And then your single resurrection
Into machine-uprisen perfect man.

Even the winged skeleton of your bleached ideal
Is not so frightening as that clean smooth
Automaton of your uprisen self,
Machine American.

Do you wonder that I am afraid to come
And answer the first machine-cut question from the lips of your iron men?
Put the first cents into metallic fingers of your officers
And sit beside the steel-straight arms of your fair women
American?

This may be a withering tree, this Europe,
But here, even a customs-official is still vulnerable.

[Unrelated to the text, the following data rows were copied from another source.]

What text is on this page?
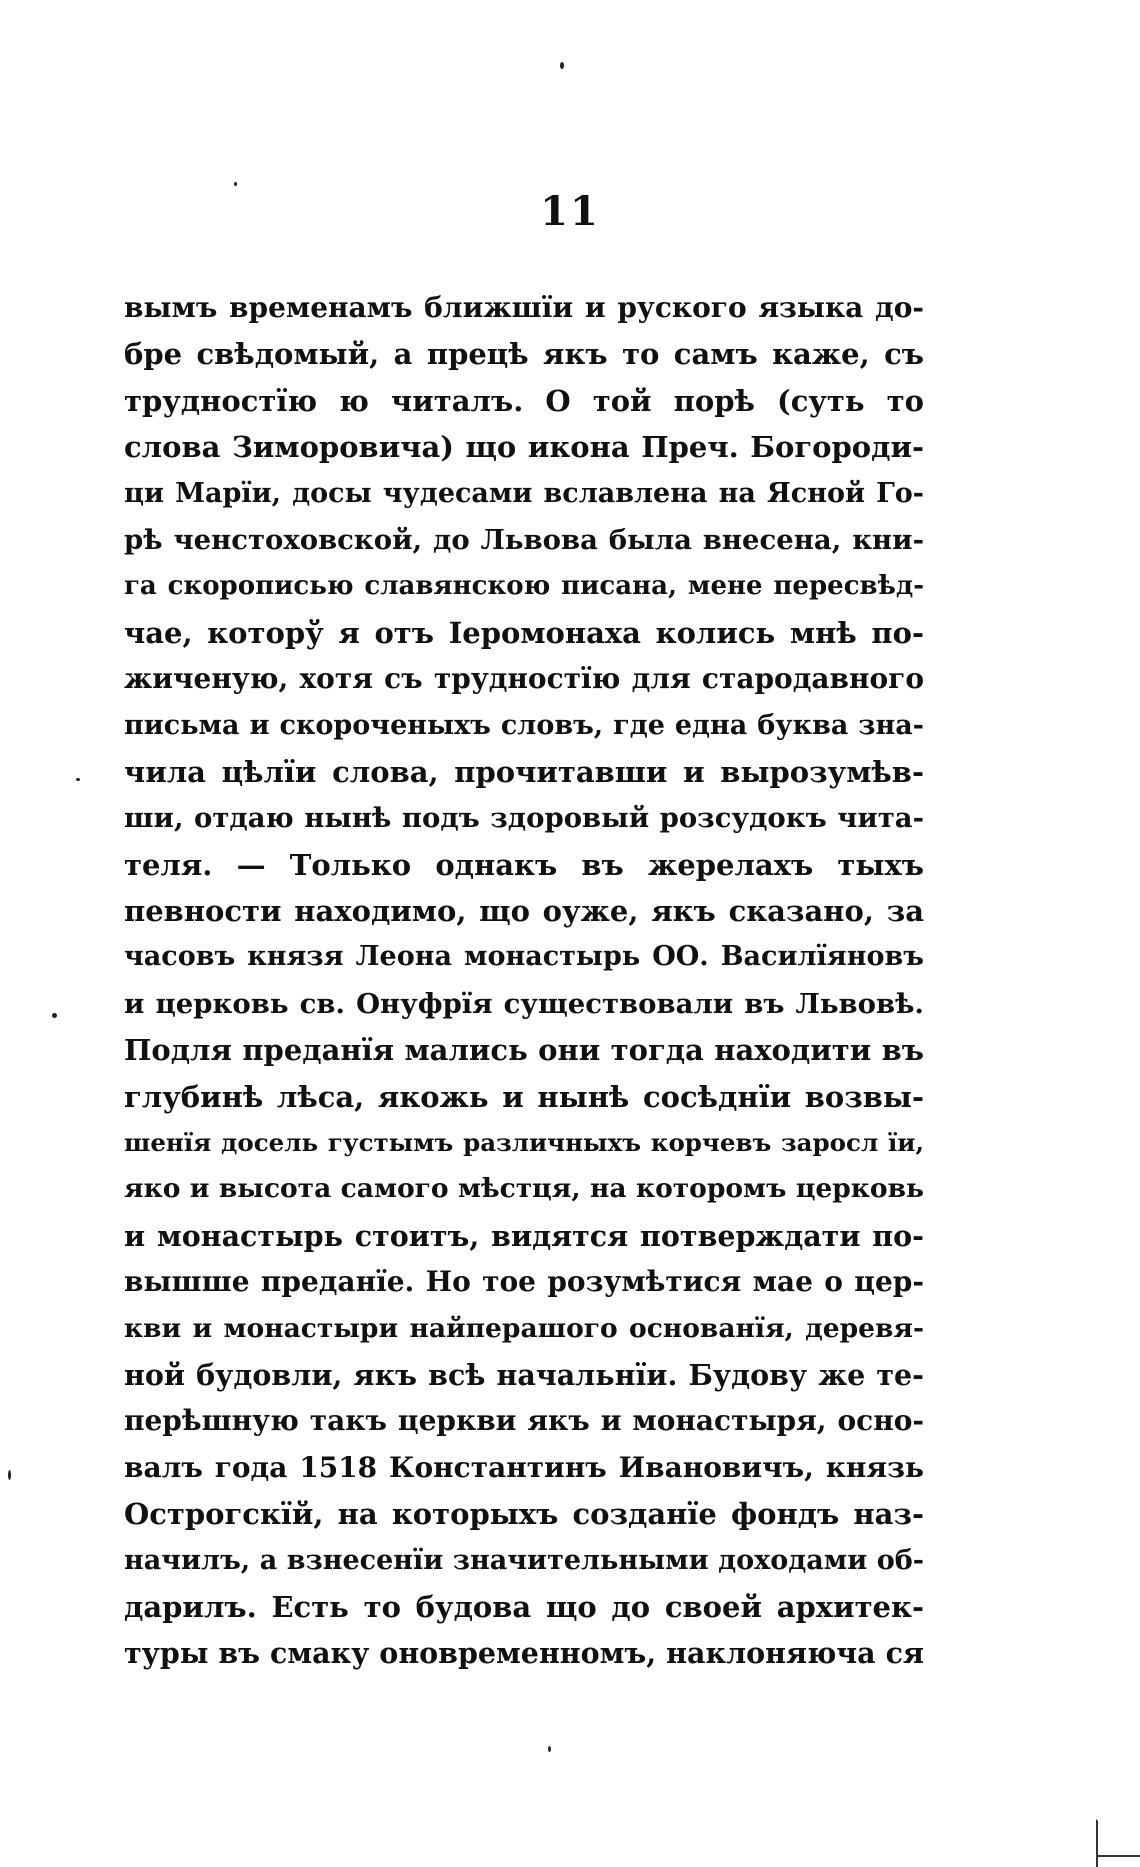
11
вымъ временамъ ближшїи и рускогo языка до-
бре свѣдомый, а прецѣ якъ то самъ каже, съ
трудностїю ю читалъ. О той порѣ (суть то
слова Зиморовича) що икона Прeч. Богороди-
ци Марїи, досы чудесами вславлена на Ясной Го-
рѣ ченстоховской, до Львова была внесена, кни-
га скорописью славянскою писана, мене пересвѣд-
чае, которў я отъ Іеромонаха колись мнѣ по-
жиченую, хотя съ трудностїю для стародавного
письма и скороченыхъ словъ, где една буква зна-
чила цѣлїи слова, прочитавши и вырозумѣв-
ши, отдаю нынѣ подъ здоровый розсудокъ чита-
теля. — Только однакъ въ жерелахъ тыхъ
певности находимо, що оуже, якъ сказано, за
часовъ князя Леона монастырь ОО. Василїяновъ
и церковь св. Онуфрїя существовали въ Львовѣ.
Подля преданїя мались они тогда находити въ
глубинѣ лѣса, якожь и нынѣ сосѣднїи возвы-
шенїя досель густымъ различныхъ корчевъ заросл їи,
яко и высота самогo мѣстця, на которомъ церковь
и монастырь стоитъ, видятся потверждати по-
вышше преданїе. Но тое розумѣтися мае о цер-
кви и монастыри найперашого основанїя, деревя-
ной будовли, якъ всѣ начальнїи. Будову же те-
перѣшную такъ церкви якъ и монастыря, осно-
валъ года 1518 Константинъ Ивановичъ, князь
Острогскїй, на которыхъ созданїе фондъ наз-
начилъ, а взнесенїи значительными доходами об-
дарилъ. Есть то будова що до своей архитек-
туры въ смаку оновременномъ, наклоняюча ся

I am so terrified, America,
Of the iron click of your human contact.
And after this
The winding-sheet of your self-less ideal love.
Boundless love
Like a poison gas.

Does no one realise that love should be intense, individual,
Not boundless.
This boundless love is like the bad smell
Of something gone wrong in the middle.
All this philanthropy and benevolence on other people’s behalf
Just a bad smell.

Yet, America,
Your elvishness,
Your New England uncanniness,
Your western brutal faery quality.

My soul is half-cajoled, half-cajoled.

Something in you which carries me beyond
Yankee, Yankee,
What we call human.
Carries me where I want to be carried ...
Or don’t I?

What does it matter
What we call human, and what we don’t call human?
The rose would smell as sweet.
And to be limited by a mere word is to be less than a hopping flea, which hops over such an obstruction at first jump.